Leadership in a Time of Interdependence
Leadership today is no longer defined by dominance, but by interdependence. The most pressing challenges of our time – climate change, migration, artificial intelligence, global health, the integrity of information – cross borders faster than our laws or politics can keep up.
In this context, leadership means something different: the ability to convene, to bridge divides, to hold space for cooperation when it is most inconvenient to do so. It means shifting from the zero-sum logic of competition to the shared logic of survival.

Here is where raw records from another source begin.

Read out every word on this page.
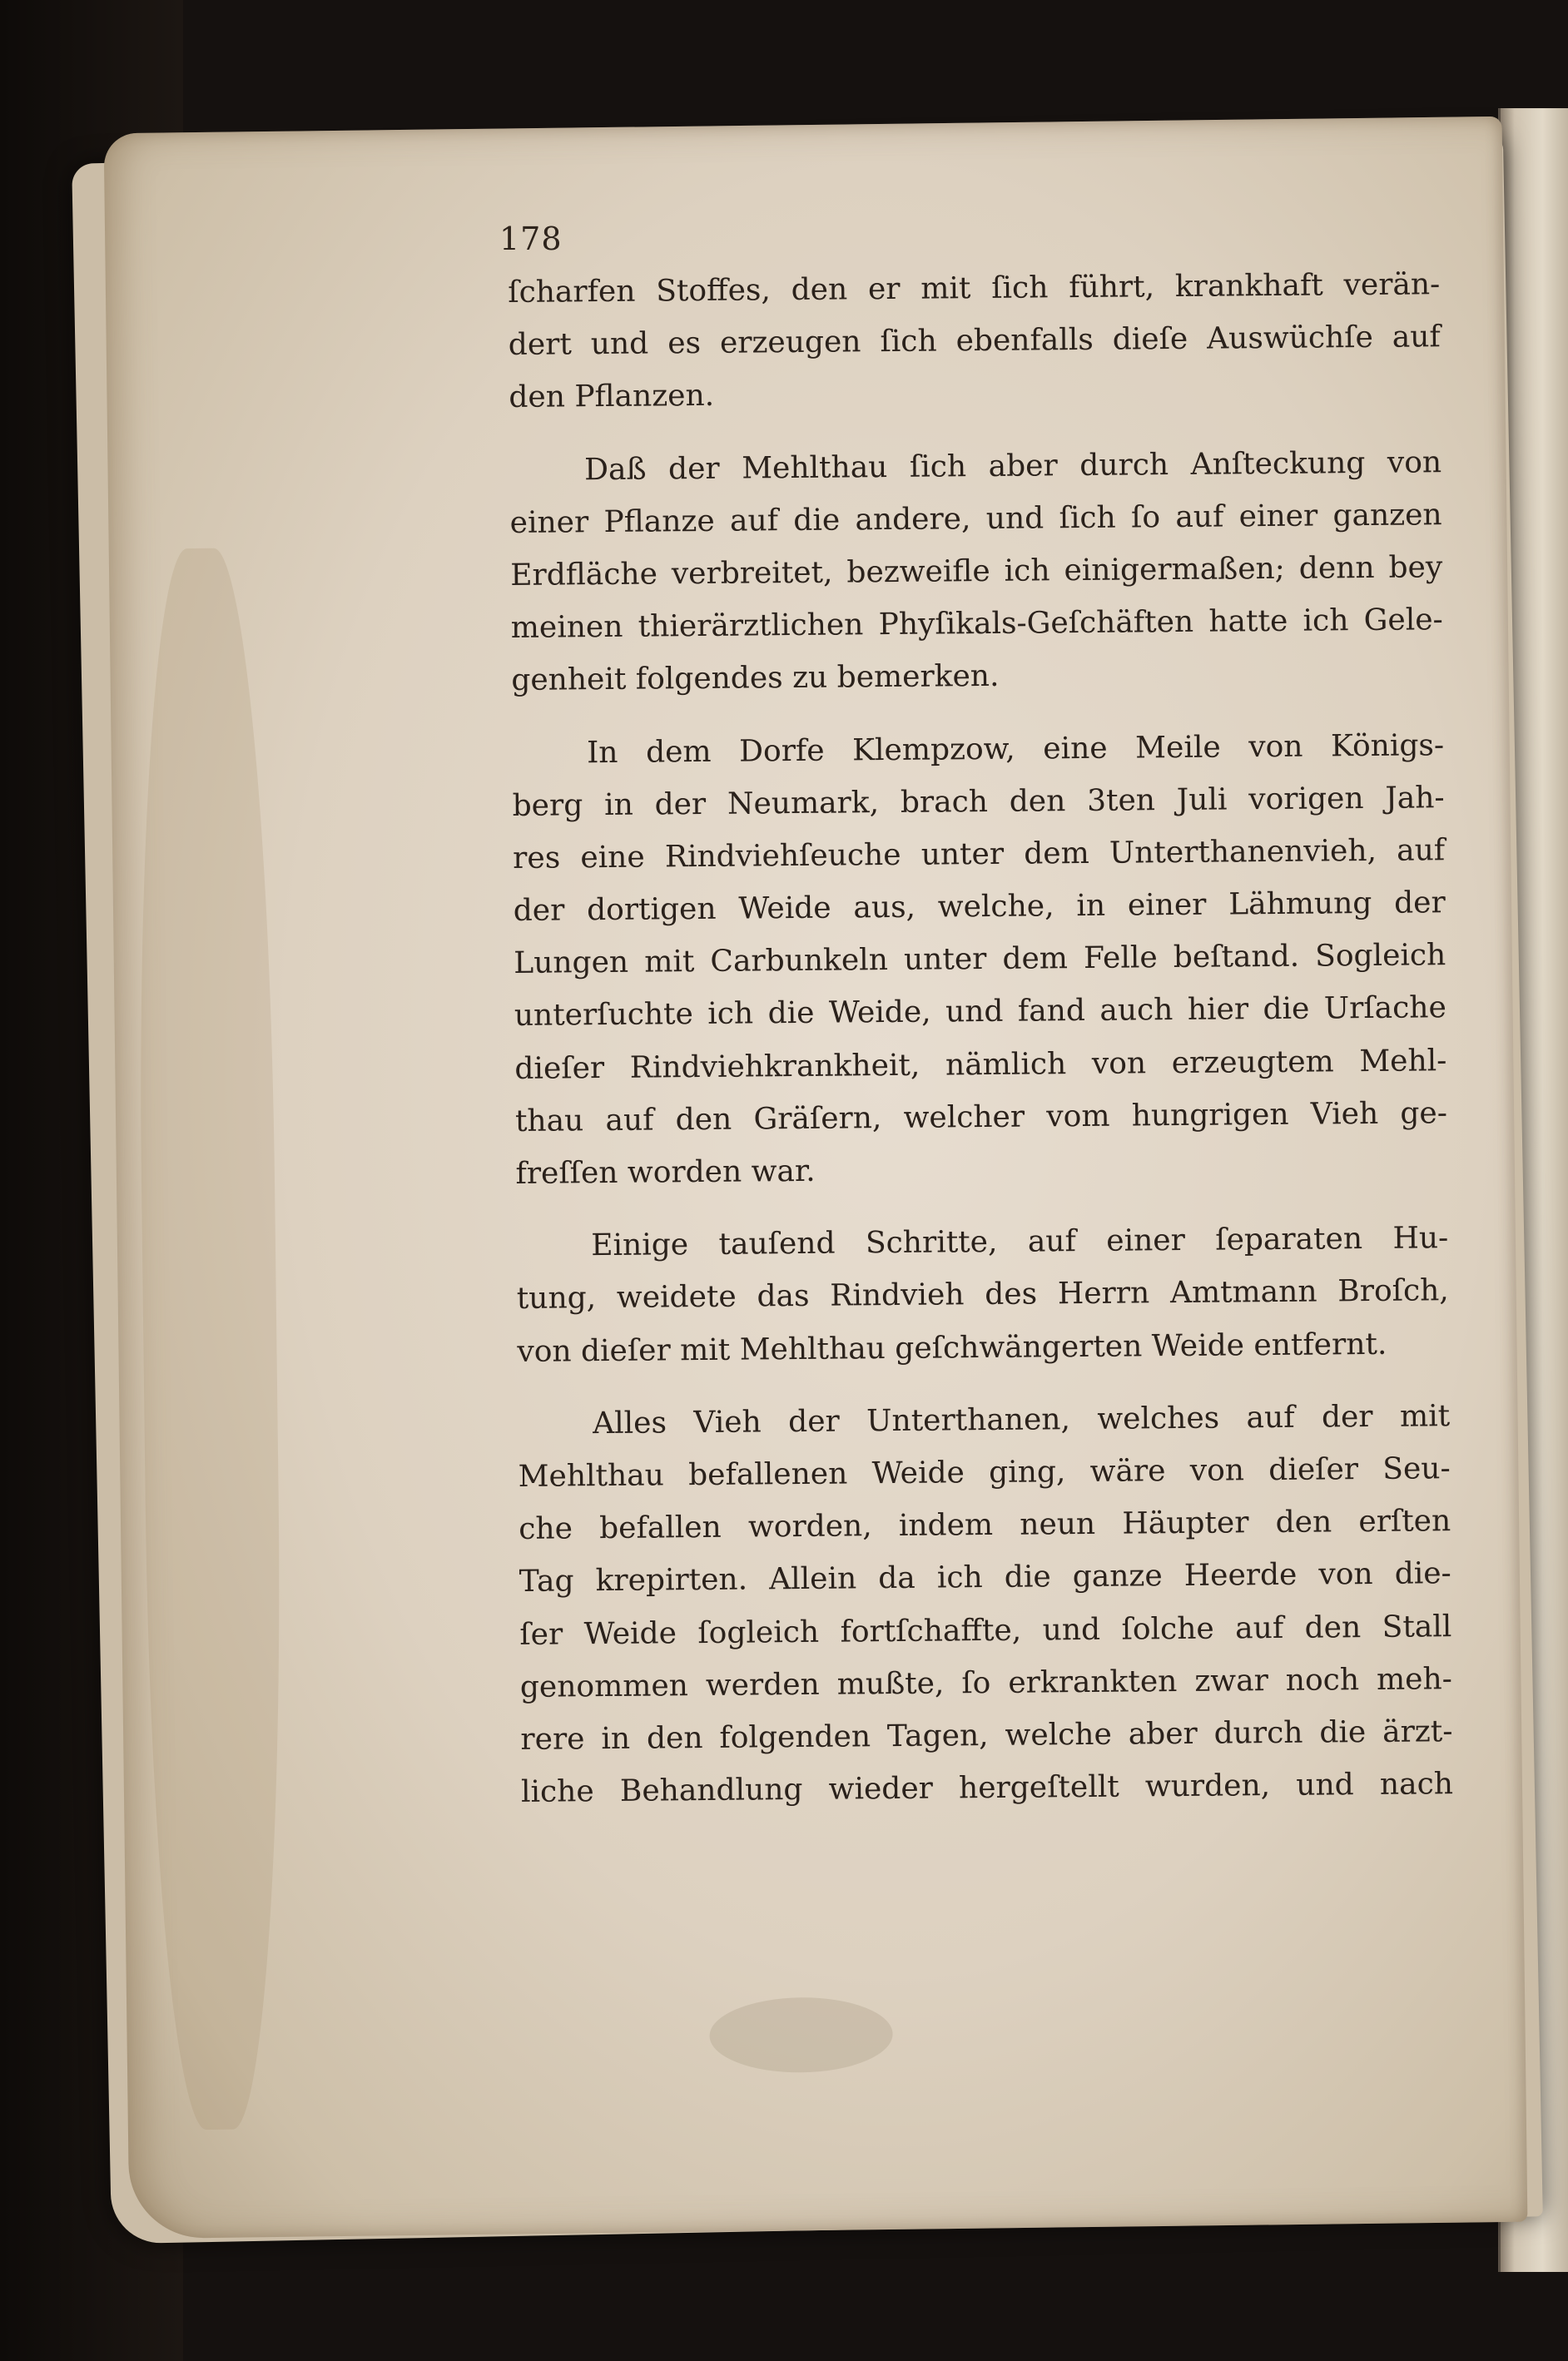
178
ſcharfen Stoffes, den er mit ſich führt, krankhaft verän-
dert und es erzeugen ſich ebenfalls dieſe Auswüchſe auf
den Pflanzen.
Daß der Mehlthau ſich aber durch Anſteckung von
einer Pflanze auf die andere, und ſich ſo auf einer ganzen
Erdfläche verbreitet, bezweifle ich einigermaßen; denn bey
meinen thierärztlichen Phyſikals-Geſchäften hatte ich Gele-
genheit folgendes zu bemerken.
In dem Dorfe Klempzow, eine Meile von Königs-
berg in der Neumark, brach den 3ten Juli vorigen Jah-
res eine Rindviehſeuche unter dem Unterthanenvieh, auf
der dortigen Weide aus, welche, in einer Lähmung der
Lungen mit Carbunkeln unter dem Felle beſtand. Sogleich
unterſuchte ich die Weide, und fand auch hier die Urſache
dieſer Rindviehkrankheit, nämlich von erzeugtem Mehl-
thau auf den Gräſern, welcher vom hungrigen Vieh ge-
freſſen worden war.
Einige tauſend Schritte, auf einer ſeparaten Hu-
tung, weidete das Rindvieh des Herrn Amtmann Broſch,
von dieſer mit Mehlthau geſchwängerten Weide entfernt.
Alles Vieh der Unterthanen, welches auf der mit
Mehlthau befallenen Weide ging, wäre von dieſer Seu-
che befallen worden, indem neun Häupter den erſten
Tag krepirten. Allein da ich die ganze Heerde von die-
ſer Weide ſogleich fortſchaffte, und ſolche auf den Stall
genommen werden mußte, ſo erkrankten zwar noch meh-
rere in den folgenden Tagen, welche aber durch die ärzt-
liche Behandlung wieder hergeſtellt wurden, und nach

This is not easy leadership. It requires patience in the face of populism and vision in the face of fear. But it is precisely this kind of leadership that the coming decade will demand: from governments, businesses, educators and citizens alike.
A Moment for Renewal
That is why the upcoming UN at 80: Shaping Our Future Together Conference and Gala Dinner (22 October 2025, Sheraton Grand Hotel, Sydney) is more than a commemoration. It is a moment of renewal. It is a call for Australia to re-engage with the ideals and practical realities of multilateralism in an age that too often dismisses it.
The conference will gather diplomats, academics, human rights advocates, sustainability experts, business leaders and youth voices to explore how Australia can contribute to the UN’s next chapter across four vital pillars: Peace and Security, Human Rights, Sustainable Development, and Global Citizenship.

But its significance lies less in who will speak than in who will listen – and what they might do next. It is an opportunity to move beyond rhetoric and toward shared purpose: to ask what peace looks like in a digital world, how human rights can survive in an age of automation, and what sustainability truly means when prosperity itself must be redefined.
This is not about defending the UN as an institution, but about defending cooperation as a principle. The alternative – fragmentation, cynicism, disengagement – is not a path to peace but a recipe for decline.
The Courage to Hope
Hope can seem naïve in an age of cynicism. Yet history tells us that progress has always depended on it. The abolition of slavery, the expansion of rights, the fall of apartheid, the creation of the UN itself – all began as hopes ridiculed by those who preferred the comfort of despair.
To hope is not to ignore the world’s challenges, but to confront them with the belief that they can be changed. Hope is courage in motion, and courage is contagious.

Eighty years ago, the UN was founded on that conviction: that humanity, for all its flaws, could learn from its own suffering and choose cooperation over chaos. That belief is not obsolete; it is unfinished.
An Invitation to Engage
The UN at 80: Shaping Our Future Together Conference is an invitation – to reimagine what global citizenship means, to rekindle the discipline of dialogue, and to contribute, in whatever way we can, to the renewal of cooperation.
Whether you attend as a policymaker, business leader, educator, volunteer, or simply a concerned citizen, your presence matters. Because shaping our future together is not the task of governments alone – it is the responsibility of all who believe that humanity’s best days still lie ahead.

The world we leave behind will depend not only on what we criticise, but on what we choose to build.
And the work of building, of listening, engaging, and imagining together, begins here.